Somewhere in the course of the weekend, the years started to move away from them, drifting like little clouds out the expansive windows in his loft. It began to feel as if they’d never missed a moment—they fell into a rhythm that seemed so natural and real and completely unchanged in the years they’d spent apart. If Leah was harboring any lingering misgivings about him, he was not seeing it or feeling it.
But the love affair they shared was snake-bit from the start, or so Michael would soon come to believe, because by Tuesday of the following week, when the women were being outfitted and meeting with production staff and the director, running lines, and practicing the war scenes, the replacement for the soccer mom with the broken leg showed up.
That wasn’t a big deal—she was athletic and eager to please and learned the stuff so fast that the guys bemoaned the fact they didn’t have fifteen more just like her. What was a big deal, however, was that the woman—Ariel—was known to both Jack and Michael. She was Lindsey’s friend. The same Lindsey Jack was trying so hard to date, and the same woman Jack had talked Michael into accompanying on two dates.
Now Jack had finagled a role in the film for her as a favor to Lindsey.
Not that any of it meant anything in the greater scheme of things—nothing had happened between Michael and Ariel, and in fact, he’d found her to be young and sort of goofy. Of course he said hello to her. He even shared a laugh with her, and chatted about their afternoon in Malibu. He thought nothing of it; he had given her no indication that he was the slightest bit interested, and considered her just another acquaintance. But it obviously meant something to Ariel, who heard about the Spy who Loved Them from the other actresses and felt compelled to mention that she had “dated” Michael a couple of times.
She also mentioned that she had “dated” Michael as recently as last week, which, when pressed by Trudy, who had overheard the conversation, Jack agreed that she had.
Michael knew all this courtesy of Trudy. By Thursday afternoon, he couldn’t seem to catch Leah anywhere on the lot, but he caught up with Trudy. “Hey, kid,” he said, putting an arm around her shoulders. “You’re mean with that paint gun.”
Trudy removed her sunburst sunglasses and smiled up at him. “Ya think?”
“Absolutely.”
She smiled, clearly pleased with his praise.

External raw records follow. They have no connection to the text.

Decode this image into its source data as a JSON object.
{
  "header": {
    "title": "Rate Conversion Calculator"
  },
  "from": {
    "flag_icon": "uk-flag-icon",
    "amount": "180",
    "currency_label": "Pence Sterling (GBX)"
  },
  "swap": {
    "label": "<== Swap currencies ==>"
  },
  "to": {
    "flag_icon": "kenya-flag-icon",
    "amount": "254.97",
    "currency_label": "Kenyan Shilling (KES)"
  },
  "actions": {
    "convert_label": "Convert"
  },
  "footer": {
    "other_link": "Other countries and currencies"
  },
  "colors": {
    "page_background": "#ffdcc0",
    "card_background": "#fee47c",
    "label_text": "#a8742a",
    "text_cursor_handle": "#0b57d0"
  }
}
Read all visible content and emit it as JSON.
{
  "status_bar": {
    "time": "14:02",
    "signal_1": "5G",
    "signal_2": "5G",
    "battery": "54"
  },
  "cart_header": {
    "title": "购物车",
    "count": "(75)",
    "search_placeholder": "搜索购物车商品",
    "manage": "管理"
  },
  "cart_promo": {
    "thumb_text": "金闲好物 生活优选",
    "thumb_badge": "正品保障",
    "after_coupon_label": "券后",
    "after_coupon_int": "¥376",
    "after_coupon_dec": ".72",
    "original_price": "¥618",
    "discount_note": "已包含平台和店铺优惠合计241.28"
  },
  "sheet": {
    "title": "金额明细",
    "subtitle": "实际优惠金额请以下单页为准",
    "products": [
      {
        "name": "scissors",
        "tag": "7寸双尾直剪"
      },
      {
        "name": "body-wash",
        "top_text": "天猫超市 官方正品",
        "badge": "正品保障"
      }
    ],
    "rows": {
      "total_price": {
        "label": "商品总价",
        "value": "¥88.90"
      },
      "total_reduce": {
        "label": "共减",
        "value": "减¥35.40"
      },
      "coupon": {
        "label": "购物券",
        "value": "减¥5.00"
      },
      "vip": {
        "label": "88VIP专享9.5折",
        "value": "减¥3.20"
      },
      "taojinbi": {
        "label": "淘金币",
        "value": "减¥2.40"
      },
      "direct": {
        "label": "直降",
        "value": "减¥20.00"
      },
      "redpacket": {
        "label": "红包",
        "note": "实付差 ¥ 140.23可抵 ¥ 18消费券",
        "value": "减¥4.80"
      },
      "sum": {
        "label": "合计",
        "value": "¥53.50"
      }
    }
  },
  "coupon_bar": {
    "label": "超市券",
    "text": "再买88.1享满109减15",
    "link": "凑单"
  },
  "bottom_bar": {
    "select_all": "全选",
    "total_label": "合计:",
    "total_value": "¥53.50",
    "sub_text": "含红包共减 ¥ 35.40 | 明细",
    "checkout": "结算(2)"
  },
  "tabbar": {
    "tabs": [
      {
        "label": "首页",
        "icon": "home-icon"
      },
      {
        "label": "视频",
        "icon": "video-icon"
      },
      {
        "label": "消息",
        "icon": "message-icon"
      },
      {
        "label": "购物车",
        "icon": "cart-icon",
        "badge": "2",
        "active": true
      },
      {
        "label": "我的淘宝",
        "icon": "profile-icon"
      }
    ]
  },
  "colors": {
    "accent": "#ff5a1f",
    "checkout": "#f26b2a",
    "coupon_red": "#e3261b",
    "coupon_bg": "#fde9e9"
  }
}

“So where’s the Yang to your Yin?” he asked.
“Oh honey, who cares? Wanna get a drink? I can show you other tricks I can do with paint guns,” she said with a wink.
He laughed. “I’d love to, but I can’t. I just need to talk to Leah.”
“She went somewhere with Adolfo.”
“With who?” he asked as a couple of red flags quickly popped up in his brain.
“Adolfo,” she said with a shrug. “Some friend of hers.”